We mailed ourselves the moonstones home.
Ten pounds of them, a private beach
That cuts and cuts and cuts the feet.
Where all babies are born, but not any of mine.

Who strews the gifts, who distributes
Them, who carries them, what mailman.
The stones were the way Tove
Jansson drew them. Empty circles,
Somehow heavy. Shingle, beautiful
Murmurous word. I think often
Of the white light of the north
And its artists—that the eye up there
Is more particular, somehow, because
The beaches aren’t sand, which is infinite.
Shingle is people counted one by one
By one. Tove drew the white light
With straight lines. It is almost unbearable,

Shining.

The light at the end of the earth is mellow
Like a fruit that can be had only there,
Scooped out like passion, fresh,
Shy to pronounce at first, like feijoa.
In crescents on the breakfast tray,
The pale pale color of peach moonstone.
Who cubed them. What was the original
Body, what flesh were we first, in our excess,
Sliced off from.
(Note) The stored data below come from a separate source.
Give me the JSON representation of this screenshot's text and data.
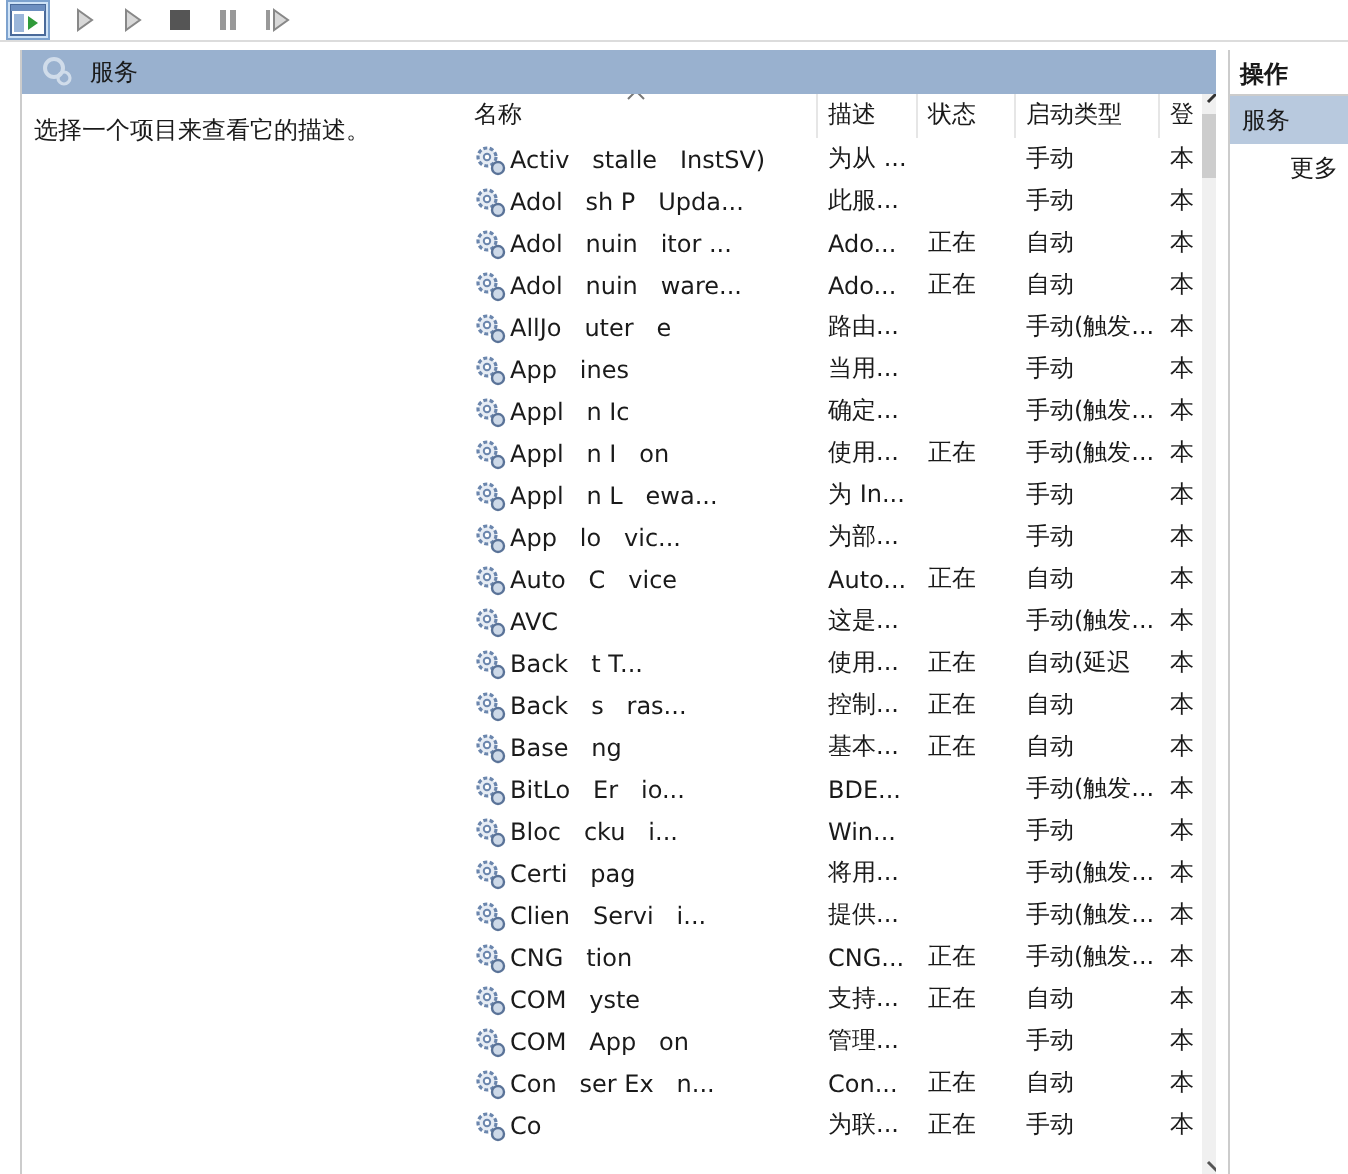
{
  "header": {
    "title": "服务"
  },
  "description_pane": {
    "text": "选择一个项目来查看它的描述。"
  },
  "table": {
    "columns": [
      {
        "label": "名称",
        "sorted": true
      },
      {
        "label": "描述",
        "sorted": false
      },
      {
        "label": "状态",
        "sorted": false
      },
      {
        "label": "启动类型",
        "sorted": false
      },
      {
        "label": "登",
        "sorted": false
      }
    ],
    "rows": [
      {
        "name": "Activ   stalle   InstSV)",
        "description": "为从 ...",
        "status": "",
        "startup": "手动",
        "logon": "本"
      },
      {
        "name": "Adol   sh P   Upda...",
        "description": "此服...",
        "status": "",
        "startup": "手动",
        "logon": "本"
      },
      {
        "name": "Adol   nuin   itor ...",
        "description": "Ado...",
        "status": "正在",
        "startup": "自动",
        "logon": "本"
      },
      {
        "name": "Adol   nuin   ware...",
        "description": "Ado...",
        "status": "正在",
        "startup": "自动",
        "logon": "本"
      },
      {
        "name": "AllJo   uter   e",
        "description": "路由...",
        "status": "",
        "startup": "手动(触发...",
        "logon": "本"
      },
      {
        "name": "App   ines",
        "description": "当用...",
        "status": "",
        "startup": "手动",
        "logon": "本"
      },
      {
        "name": "Appl   n Ic",
        "description": "确定...",
        "status": "",
        "startup": "手动(触发...",
        "logon": "本"
      },
      {
        "name": "Appl   n I   on",
        "description": "使用...",
        "status": "正在",
        "startup": "手动(触发...",
        "logon": "本"
      },
      {
        "name": "Appl   n L   ewa...",
        "description": "为 In...",
        "status": "",
        "startup": "手动",
        "logon": "本"
      },
      {
        "name": "App   lo   vic...",
        "description": "为部...",
        "status": "",
        "startup": "手动",
        "logon": "本"
      },
      {
        "name": "Auto   C   vice",
        "description": "Auto...",
        "status": "正在",
        "startup": "自动",
        "logon": "本"
      },
      {
        "name": "AVC",
        "description": "这是...",
        "status": "",
        "startup": "手动(触发...",
        "logon": "本"
      },
      {
        "name": "Back   t T...",
        "description": "使用...",
        "status": "正在",
        "startup": "自动(延迟",
        "logon": "本"
      },
      {
        "name": "Back   s   ras...",
        "description": "控制...",
        "status": "正在",
        "startup": "自动",
        "logon": "本"
      },
      {
        "name": "Base   ng",
        "description": "基本...",
        "status": "正在",
        "startup": "自动",
        "logon": "本"
      },
      {
        "name": "BitLo   Er   io...",
        "description": "BDE...",
        "status": "",
        "startup": "手动(触发...",
        "logon": "本"
      },
      {
        "name": "Bloc   cku   i...",
        "description": "Win...",
        "status": "",
        "startup": "手动",
        "logon": "本"
      },
      {
        "name": "Certi   pag",
        "description": "将用...",
        "status": "",
        "startup": "手动(触发...",
        "logon": "本"
      },
      {
        "name": "Clien   Servi   i...",
        "description": "提供...",
        "status": "",
        "startup": "手动(触发...",
        "logon": "本"
      },
      {
        "name": "CNG   tion",
        "description": "CNG...",
        "status": "正在",
        "startup": "手动(触发...",
        "logon": "本"
      },
      {
        "name": "COM   yste",
        "description": "支持...",
        "status": "正在",
        "startup": "自动",
        "logon": "本"
      },
      {
        "name": "COM   App   on",
        "description": "管理...",
        "status": "",
        "startup": "手动",
        "logon": "本"
      },
      {
        "name": "Con   ser Ex   n...",
        "description": "Con...",
        "status": "正在",
        "startup": "自动",
        "logon": "本"
      },
      {
        "name": "Co",
        "description": "为联...",
        "status": "正在",
        "startup": "手动",
        "logon": "本"
      }
    ]
  },
  "actions": {
    "title": "操作",
    "items": [
      {
        "label": "服务",
        "selected": true
      },
      {
        "label": "更多",
        "selected": false
      }
    ]
  }
}
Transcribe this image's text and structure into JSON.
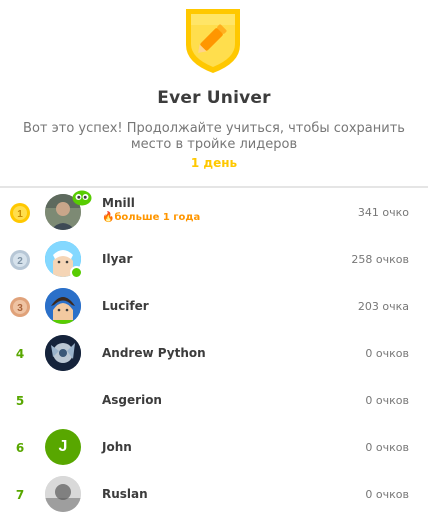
{
  "league": {
    "title": "Ever Univer",
    "subtitle": "Вот это успех! Продолжайте учиться, чтобы сохранить место в тройке лидеров",
    "days_left": "1 день"
  },
  "leaderboard": [
    {
      "rank": "1",
      "name": "Mnill",
      "streak": "больше 1 года",
      "xp": "341 очко",
      "medal_color": "#ffc800",
      "online": false,
      "has_badge": true
    },
    {
      "rank": "2",
      "name": "Ilyar",
      "streak": "",
      "xp": "258 очков",
      "medal_color": "#b7c7d6",
      "online": true,
      "has_badge": false
    },
    {
      "rank": "3",
      "name": "Lucifer",
      "streak": "",
      "xp": "203 очка",
      "medal_color": "#e0a27a",
      "online": false,
      "has_badge": false
    },
    {
      "rank": "4",
      "name": "Andrew Python",
      "streak": "",
      "xp": "0 очков"
    },
    {
      "rank": "5",
      "name": "Asgerion",
      "streak": "",
      "xp": "0 очков"
    },
    {
      "rank": "6",
      "name": "John",
      "avatar_letter": "J",
      "streak": "",
      "xp": "0 очков"
    },
    {
      "rank": "7",
      "name": "Ruslan",
      "streak": "",
      "xp": "0 очков"
    }
  ],
  "colors": {
    "accent_green": "#58a700",
    "gold": "#ffc800",
    "streak_orange": "#ff9600"
  }
}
The beach belongs to babies,

Bikini mamas, and the old. It is they
Who live always at the edge of that blade.
Toadstones, belly bling (remember?),
And that classic, the jewel in the head.
Well, everyone’s got one somewhere.
Ensoulment like a fine salt spray
Just crashing off that rock. The place
Where the ray hits may be anywhere.

Flash on the face, now stand up and walk.